Death notices in the Friend in April and May included: Ernest Cooper Stephenson, Eric George King, William Indoe Worner, Sidney Fayers, J H Whitworth, A W Johnson, Raymond Driver Richardson, Hubert Pumphrey, John D Swinborn and Christopher York Pease, who died in action.

Corder Catchpool

On 28 March Corder Catchpool faced his fourth court martial, having already served three prison sentences aggregating sixteen months hard labour. On 12 April the Friend reported that as part of his statement he said:

On the day of discharge… I heard of the awful struggle which has just broken out with fresh intensity in France. Words seem a mockery at such a time… There is hardly a moment when my thoughts are not with the men in France, eager to help the wounded by immediate human touch with their sufferings. This I was privileged to do during nineteen months spent at the front with the FAU… while it was still possible to give voluntary service. At times the impulse to return to this work becomes almost irresistible.

May God steady me, and keep me faithful to a call I have heard above the roar of the guns. By the feverish activity of my hands, I might help to save a fraction of the present human wreckage. That would be for me no sacrifice. It costs far more to spend mind and spirit, if need be, in the silence of a prison cell, in passionate witness for the great truths of Peace…

I honour those who, in loyalty to conscience, have gone out to fight… I am enlisted in active service as a soldier of Jesus Christ, who bids every man be true to the sense of duty that is laid upon his soul.

Corder Catchpool was sentenced to another eighteen months hard labour. On 19 April the Friend reported that whilst on his third prison sentence he had received the 1914 Ribbon for his services at the front with the FAU. He was permitted to keep the ribbon in his cell.

He did not wear the decoration while with his unit for a fourth court-martial until he was ‘read out’.

A great escape?

On 5 April the Friend told the remarkable story of an Old Aytonian, William Ivan Armstrong, a soldier who escaped from internment in Germany at Ruhleben:

His first attempt to escape was a little over a year ago, but he and a companion were soon caught, and given a month in the ‘cage’ – German bread and water, and boards to lie on. But for the ingenuity of a gentleman… who found a hole in the wooden side of the cage and fed them with Bovril through a pipe stem, they would have died.

Their next attempt at escape lasted six days and ended with them being found asleep exhausted from walking about 100 miles.
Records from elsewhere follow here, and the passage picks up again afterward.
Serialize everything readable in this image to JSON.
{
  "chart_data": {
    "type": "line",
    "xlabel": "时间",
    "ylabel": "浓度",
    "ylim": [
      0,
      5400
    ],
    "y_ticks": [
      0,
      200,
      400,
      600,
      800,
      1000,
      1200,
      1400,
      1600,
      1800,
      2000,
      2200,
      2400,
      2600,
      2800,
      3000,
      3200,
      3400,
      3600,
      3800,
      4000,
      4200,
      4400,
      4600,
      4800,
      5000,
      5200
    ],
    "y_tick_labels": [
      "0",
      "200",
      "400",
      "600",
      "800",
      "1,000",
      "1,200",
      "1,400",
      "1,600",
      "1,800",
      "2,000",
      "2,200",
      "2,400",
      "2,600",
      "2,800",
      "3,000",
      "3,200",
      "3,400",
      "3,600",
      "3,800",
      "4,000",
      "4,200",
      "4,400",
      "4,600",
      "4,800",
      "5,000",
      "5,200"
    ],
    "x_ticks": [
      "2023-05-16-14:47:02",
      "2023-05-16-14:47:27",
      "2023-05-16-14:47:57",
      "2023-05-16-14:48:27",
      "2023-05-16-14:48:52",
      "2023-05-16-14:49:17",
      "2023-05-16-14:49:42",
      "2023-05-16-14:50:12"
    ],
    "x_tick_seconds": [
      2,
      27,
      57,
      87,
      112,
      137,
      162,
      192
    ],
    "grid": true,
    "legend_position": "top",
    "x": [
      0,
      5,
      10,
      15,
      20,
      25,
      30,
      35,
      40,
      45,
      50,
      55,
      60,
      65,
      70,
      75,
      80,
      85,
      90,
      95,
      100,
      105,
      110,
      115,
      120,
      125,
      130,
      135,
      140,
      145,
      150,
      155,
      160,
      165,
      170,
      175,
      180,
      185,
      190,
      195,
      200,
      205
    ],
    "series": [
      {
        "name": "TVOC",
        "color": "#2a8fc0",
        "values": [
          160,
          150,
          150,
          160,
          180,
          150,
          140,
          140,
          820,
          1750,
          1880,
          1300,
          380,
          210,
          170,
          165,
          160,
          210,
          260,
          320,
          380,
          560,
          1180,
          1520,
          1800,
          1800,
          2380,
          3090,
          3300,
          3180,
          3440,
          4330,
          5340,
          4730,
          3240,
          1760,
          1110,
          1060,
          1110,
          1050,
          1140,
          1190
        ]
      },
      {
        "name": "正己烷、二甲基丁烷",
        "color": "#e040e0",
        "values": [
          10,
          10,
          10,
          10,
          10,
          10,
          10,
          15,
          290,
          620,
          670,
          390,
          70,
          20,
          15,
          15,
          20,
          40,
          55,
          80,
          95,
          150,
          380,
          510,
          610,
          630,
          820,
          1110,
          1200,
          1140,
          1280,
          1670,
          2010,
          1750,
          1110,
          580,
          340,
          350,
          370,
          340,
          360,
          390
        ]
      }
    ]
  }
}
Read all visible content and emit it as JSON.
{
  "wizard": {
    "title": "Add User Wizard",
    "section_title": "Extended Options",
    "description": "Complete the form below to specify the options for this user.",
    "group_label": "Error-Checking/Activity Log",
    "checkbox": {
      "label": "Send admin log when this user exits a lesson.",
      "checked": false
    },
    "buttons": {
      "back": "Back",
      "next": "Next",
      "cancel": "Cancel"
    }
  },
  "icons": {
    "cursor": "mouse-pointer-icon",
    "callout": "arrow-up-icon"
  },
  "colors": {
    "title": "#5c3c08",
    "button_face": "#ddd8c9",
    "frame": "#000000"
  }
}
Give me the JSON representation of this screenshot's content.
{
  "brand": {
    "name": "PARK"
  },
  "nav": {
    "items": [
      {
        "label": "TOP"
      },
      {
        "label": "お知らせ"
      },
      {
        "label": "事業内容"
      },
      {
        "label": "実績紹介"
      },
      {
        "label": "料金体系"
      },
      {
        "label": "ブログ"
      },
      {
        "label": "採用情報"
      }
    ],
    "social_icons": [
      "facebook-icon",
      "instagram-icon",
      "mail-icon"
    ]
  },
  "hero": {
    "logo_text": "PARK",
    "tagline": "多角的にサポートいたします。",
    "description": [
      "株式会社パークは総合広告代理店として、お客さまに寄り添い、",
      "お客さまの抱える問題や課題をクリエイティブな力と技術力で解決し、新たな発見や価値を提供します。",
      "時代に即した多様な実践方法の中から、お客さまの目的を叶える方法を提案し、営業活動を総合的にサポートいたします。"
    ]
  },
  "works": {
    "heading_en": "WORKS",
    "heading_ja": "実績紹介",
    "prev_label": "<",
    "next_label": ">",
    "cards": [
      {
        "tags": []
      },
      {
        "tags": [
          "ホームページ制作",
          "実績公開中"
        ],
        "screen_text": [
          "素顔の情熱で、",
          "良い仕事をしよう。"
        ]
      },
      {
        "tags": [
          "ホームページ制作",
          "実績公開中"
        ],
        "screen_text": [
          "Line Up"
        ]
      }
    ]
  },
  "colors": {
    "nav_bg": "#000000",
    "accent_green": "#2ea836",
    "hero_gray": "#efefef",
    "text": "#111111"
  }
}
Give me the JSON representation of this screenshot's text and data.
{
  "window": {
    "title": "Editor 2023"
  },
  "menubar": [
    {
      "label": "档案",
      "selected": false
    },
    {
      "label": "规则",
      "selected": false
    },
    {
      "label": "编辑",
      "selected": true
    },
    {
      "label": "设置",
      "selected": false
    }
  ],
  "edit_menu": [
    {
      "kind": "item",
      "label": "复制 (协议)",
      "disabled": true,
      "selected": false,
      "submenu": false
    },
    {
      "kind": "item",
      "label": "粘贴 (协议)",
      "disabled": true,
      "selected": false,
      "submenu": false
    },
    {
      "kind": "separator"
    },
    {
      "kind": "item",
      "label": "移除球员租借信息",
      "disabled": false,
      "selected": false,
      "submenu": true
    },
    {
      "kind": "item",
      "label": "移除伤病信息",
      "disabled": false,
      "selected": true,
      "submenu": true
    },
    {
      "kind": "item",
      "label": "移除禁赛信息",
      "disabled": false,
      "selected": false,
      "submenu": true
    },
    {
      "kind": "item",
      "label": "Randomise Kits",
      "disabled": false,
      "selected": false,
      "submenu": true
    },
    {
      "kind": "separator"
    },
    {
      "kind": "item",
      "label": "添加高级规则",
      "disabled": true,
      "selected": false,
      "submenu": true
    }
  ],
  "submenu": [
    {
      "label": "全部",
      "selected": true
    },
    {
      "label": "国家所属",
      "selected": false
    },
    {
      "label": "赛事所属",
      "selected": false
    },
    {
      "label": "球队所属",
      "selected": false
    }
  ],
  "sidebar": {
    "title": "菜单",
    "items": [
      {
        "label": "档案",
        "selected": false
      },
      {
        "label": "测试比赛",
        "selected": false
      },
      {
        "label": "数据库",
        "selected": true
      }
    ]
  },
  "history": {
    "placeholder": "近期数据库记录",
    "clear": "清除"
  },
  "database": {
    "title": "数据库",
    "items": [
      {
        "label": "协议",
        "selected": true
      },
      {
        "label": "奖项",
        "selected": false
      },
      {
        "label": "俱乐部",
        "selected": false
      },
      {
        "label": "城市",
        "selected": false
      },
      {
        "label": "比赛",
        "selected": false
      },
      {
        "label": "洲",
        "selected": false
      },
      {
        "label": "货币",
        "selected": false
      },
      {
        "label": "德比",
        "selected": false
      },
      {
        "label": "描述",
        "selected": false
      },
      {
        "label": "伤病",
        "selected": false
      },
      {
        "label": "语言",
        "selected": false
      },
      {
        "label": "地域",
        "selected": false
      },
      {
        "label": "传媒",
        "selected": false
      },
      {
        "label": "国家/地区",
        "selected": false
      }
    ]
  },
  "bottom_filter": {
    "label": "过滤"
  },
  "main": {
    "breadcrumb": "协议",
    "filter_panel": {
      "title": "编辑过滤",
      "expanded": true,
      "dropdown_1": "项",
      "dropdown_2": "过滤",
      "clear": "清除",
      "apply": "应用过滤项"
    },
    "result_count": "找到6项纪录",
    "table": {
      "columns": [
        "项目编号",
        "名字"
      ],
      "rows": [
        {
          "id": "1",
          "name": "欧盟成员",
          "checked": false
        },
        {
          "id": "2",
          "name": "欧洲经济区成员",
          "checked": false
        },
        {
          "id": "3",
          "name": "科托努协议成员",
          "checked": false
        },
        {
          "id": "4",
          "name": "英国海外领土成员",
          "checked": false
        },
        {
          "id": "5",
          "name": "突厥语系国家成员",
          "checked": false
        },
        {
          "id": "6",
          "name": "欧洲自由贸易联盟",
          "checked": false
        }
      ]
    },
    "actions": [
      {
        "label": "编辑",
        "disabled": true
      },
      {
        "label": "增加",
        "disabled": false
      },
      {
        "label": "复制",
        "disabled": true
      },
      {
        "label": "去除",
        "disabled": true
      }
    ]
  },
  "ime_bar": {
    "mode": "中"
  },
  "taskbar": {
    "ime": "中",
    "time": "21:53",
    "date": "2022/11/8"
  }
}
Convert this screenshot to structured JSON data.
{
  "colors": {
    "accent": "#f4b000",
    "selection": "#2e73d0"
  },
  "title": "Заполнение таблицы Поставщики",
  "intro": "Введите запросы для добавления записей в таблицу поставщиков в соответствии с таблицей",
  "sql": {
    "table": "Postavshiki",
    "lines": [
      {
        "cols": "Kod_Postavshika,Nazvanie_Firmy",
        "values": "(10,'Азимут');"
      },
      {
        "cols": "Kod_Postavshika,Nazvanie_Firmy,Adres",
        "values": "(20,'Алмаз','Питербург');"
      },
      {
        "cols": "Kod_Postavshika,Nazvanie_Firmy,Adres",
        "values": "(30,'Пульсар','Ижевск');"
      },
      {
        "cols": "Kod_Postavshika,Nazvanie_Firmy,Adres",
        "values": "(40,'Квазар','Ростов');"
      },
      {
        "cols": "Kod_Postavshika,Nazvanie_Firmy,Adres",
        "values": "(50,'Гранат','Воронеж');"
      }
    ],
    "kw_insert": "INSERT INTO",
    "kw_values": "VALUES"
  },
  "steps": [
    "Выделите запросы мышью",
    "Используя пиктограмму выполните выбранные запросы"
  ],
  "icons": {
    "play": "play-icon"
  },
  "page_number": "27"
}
The report continued that back at Ruhleben three of them escaped again. They travelled by train to a lonely part of North Germany. For six nights they travelled over moors, bogs, ditches, rivers and canals. Finally they reached Holland and then London.

And finally…

The Friend on 17 May contained a report from the Friends’ War Victims’ Relief Committee on an unusual piece of work:

Soon after the German offensive and the withdrawal of our workers from the invaded districts, a unit was dispatched to Lourdes, in the extreme South of France, at the foot of the Pyrenees, where they assisted in re-establishing in one of the great hotels of the city of the Virgin the unhappy inmates of the [Amiens] lunatic asylum. This was successfully accomplished, and for a while the party were occupied in the monotonous but useful task of night duty in the building. Their services were much appreciated by the head doctor, who said that they had been the means of creating a record – not one of the patients, deterred by the novel grey-uniformed guard, had attempted to escape!